Certes on ne peut nier le rôle positif de son réseau d’agences telles l’UNWRA pour la Palestine, l’OMS, l’OIT, l’UNESCO…mais sur le terrain où on l’attend en premier -le maintien de la paix- ce qui ressort se sont ses défaillances, son impuissance à empêcher le recours à la force.
Plusieurs raisons l’expliquent : absence de « tiers impartial », faiblesse des moyens humains (casques bleus) et financiers (budget). Mais la principale raison est de nature juridique : le droit international n’a pas de portée universelle. Les résolutions de l’ONU ne sont pas contraignantes, les traités internationaux n’engagent que ceux qui les ont signés.

Comment changer les choses alors qu’aucune réforme de la Charte n’est possible sans l’accord des 5 états membres qui n’y ont aucun intérêt ?
Il faut imaginer un « après » ONU, une autre organisation non hiérarchique où la souveraineté des peuples l’emporterait sur celle des Etats, avec un corpus de droits pour tous, et le désarmement à terme de tous les Etats.

Au cours du débat qui suit sont évoqués : droit d’ingérence opposable au principe de souveraineté, extension du principe de subsidiarité et définition de compétences supra nationales, vers une fédération mondiales d’acteurs libres, liés par des normes et des règles librement édictées et respectées...

Construire la paix sur de nouvelles bases
Tel est le fil directeur des quatre ateliers du samedi en fac de médecine, ateliers suivis par une quarantaine de participants dont une quinzaine d’étudiants d’Histoire de l’UBO.
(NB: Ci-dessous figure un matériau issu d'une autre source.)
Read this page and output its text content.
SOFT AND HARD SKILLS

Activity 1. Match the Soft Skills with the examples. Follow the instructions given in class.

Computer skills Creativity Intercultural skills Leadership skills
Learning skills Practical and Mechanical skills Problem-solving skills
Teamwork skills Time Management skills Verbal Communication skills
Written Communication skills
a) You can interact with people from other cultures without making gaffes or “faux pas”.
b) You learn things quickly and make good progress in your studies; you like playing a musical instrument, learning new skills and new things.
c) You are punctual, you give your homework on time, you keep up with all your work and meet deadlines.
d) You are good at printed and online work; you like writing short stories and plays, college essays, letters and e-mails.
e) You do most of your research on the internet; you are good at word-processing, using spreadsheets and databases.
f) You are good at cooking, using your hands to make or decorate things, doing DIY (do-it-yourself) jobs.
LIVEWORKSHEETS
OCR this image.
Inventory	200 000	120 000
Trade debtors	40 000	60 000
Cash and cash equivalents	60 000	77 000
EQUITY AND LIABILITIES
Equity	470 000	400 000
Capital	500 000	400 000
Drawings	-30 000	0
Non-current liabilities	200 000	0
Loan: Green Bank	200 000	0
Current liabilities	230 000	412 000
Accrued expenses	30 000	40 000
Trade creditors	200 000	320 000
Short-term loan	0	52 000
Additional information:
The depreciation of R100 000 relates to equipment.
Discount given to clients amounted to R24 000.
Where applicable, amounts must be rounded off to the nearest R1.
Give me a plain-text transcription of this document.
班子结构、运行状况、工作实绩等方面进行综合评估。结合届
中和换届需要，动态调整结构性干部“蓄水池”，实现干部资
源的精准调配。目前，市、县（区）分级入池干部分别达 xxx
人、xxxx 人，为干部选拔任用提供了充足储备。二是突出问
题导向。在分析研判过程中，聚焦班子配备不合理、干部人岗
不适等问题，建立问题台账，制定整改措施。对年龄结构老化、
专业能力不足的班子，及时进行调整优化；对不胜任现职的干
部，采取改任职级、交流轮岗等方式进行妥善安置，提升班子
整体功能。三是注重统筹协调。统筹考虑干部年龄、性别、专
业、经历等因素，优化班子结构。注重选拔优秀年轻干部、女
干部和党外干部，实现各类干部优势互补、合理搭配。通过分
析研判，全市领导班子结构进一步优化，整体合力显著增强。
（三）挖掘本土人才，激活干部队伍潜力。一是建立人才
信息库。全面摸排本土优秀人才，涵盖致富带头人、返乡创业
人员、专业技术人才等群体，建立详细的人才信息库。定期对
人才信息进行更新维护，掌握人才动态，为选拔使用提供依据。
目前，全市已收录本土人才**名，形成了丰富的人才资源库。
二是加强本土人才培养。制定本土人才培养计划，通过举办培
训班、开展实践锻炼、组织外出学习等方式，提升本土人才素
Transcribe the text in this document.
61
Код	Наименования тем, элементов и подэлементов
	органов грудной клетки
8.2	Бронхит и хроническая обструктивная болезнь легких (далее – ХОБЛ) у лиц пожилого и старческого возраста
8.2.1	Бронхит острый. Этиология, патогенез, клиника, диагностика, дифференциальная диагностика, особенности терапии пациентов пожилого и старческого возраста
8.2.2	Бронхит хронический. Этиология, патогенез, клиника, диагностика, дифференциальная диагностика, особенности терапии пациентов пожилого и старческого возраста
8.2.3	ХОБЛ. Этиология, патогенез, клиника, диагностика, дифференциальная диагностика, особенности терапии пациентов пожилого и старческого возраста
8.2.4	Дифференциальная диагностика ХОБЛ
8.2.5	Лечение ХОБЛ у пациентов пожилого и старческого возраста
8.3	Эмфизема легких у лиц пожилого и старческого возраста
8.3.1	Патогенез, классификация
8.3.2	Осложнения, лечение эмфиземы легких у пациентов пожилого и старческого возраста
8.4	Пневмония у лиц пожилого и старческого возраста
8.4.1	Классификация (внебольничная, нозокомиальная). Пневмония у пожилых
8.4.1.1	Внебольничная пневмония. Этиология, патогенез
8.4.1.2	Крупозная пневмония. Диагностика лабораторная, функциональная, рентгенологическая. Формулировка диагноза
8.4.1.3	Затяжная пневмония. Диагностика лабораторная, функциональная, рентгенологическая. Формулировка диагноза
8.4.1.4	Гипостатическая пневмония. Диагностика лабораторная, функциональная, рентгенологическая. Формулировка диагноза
A partir d’une présentation introductive réalisée à chaque fois par un groupe d’étudiants ont successivement été abordés le matin la question du multilatéralisme et du droit international   : les fondements à défendre* ; les problèmes posés par le conseil de sécurité et le droit de veto  : la réforme nécessaire* ; les cas originaux de deux agences de l’ONU, OIT et OMS  : des pistes pour une nouvelle gouvernance*. Synthèse des travaux du matin, l’atelier de l’après-midi avait pour but d’examiner en matière de Réforme de l’ONU, quelles préconisations pour un monde durablement en paix ?*. Lors de ces ateliers, Monique Chemillier-Gendreau et Jacques Fath, le matin et Guy Massiah (altermondialiste et fondateur d’ATTAC), en visio conférence l’après-midi, jouant le rôle de grand témoin, nourrissaient le débat de leur expertise.

Difficile de faire une synthèse fidèle du vaste remue méninges que fut cette journée en ateliers. Contentons-nous d’évoquer quelques points forts qui sont ressortis des débats.

• Le véritable multilatéralisme, celui qui est à la base d’un monde de paix, implique l’égale considération de tous les Etats , le colonisé d’hier au même titre que le colonisateur. Pour cela il faut en premier lieu en finir avec le statut de membre permanent du Conseil de Sécurité et l’aristocratie de fait de la gouvernance onusienne qu’il entretient.

• La prise en compte de la diversité des cultures dans l’application des règles du droit international est le meilleur garant de leur respect.

• La mobilisation des opinions publiques est essentielle pour pousser les Etats à renoncer à toute logique de force et de puissance, pour les contraindre à respecter leurs engagements en matière de justice, d’égalité et de droits humains

• Démocratiser l’ONU en en faisant une instance tripartite incluant les Etats (leurs gouvernants comme actuellement), mais aussi des représentants des parlements, des représentants de la société civile, ...première étape vers un gouvernement mondial ?

• Renforcer les pouvoirs de l’ONU en matière de maintien de l’ordre en créant l’OTAM (Organisation du Traité de l’Alliance Mondiale) véritable bras armé de l’ONU tel que prévu dans la Charte (art 27), et en la dotant de moyens à la hauteur de ses missions.

• Revoir les formes de financement de l’ONU et surtout leurs montants qui, pour une instance dédiée au maintien de la paix du monde, restent dérisoires comparés aux sommes englouties par les Etats pour se préparer à la guerre ou pour la faire.

* * *

Au terme de ce séminaire, le sentiment largement partagé est que la réflexion sur la réforme de l’ONU doit être poursuivie. Pourquoi pas dès cet automne à l’occasion du quatre vingtième anniversaire de sa création ( 24 octobre 1945) ? Avec l’espoir que cette fois les élu-es du territoire et plus généralement le monde politique dont nous avons déploré l’absence, seront présents.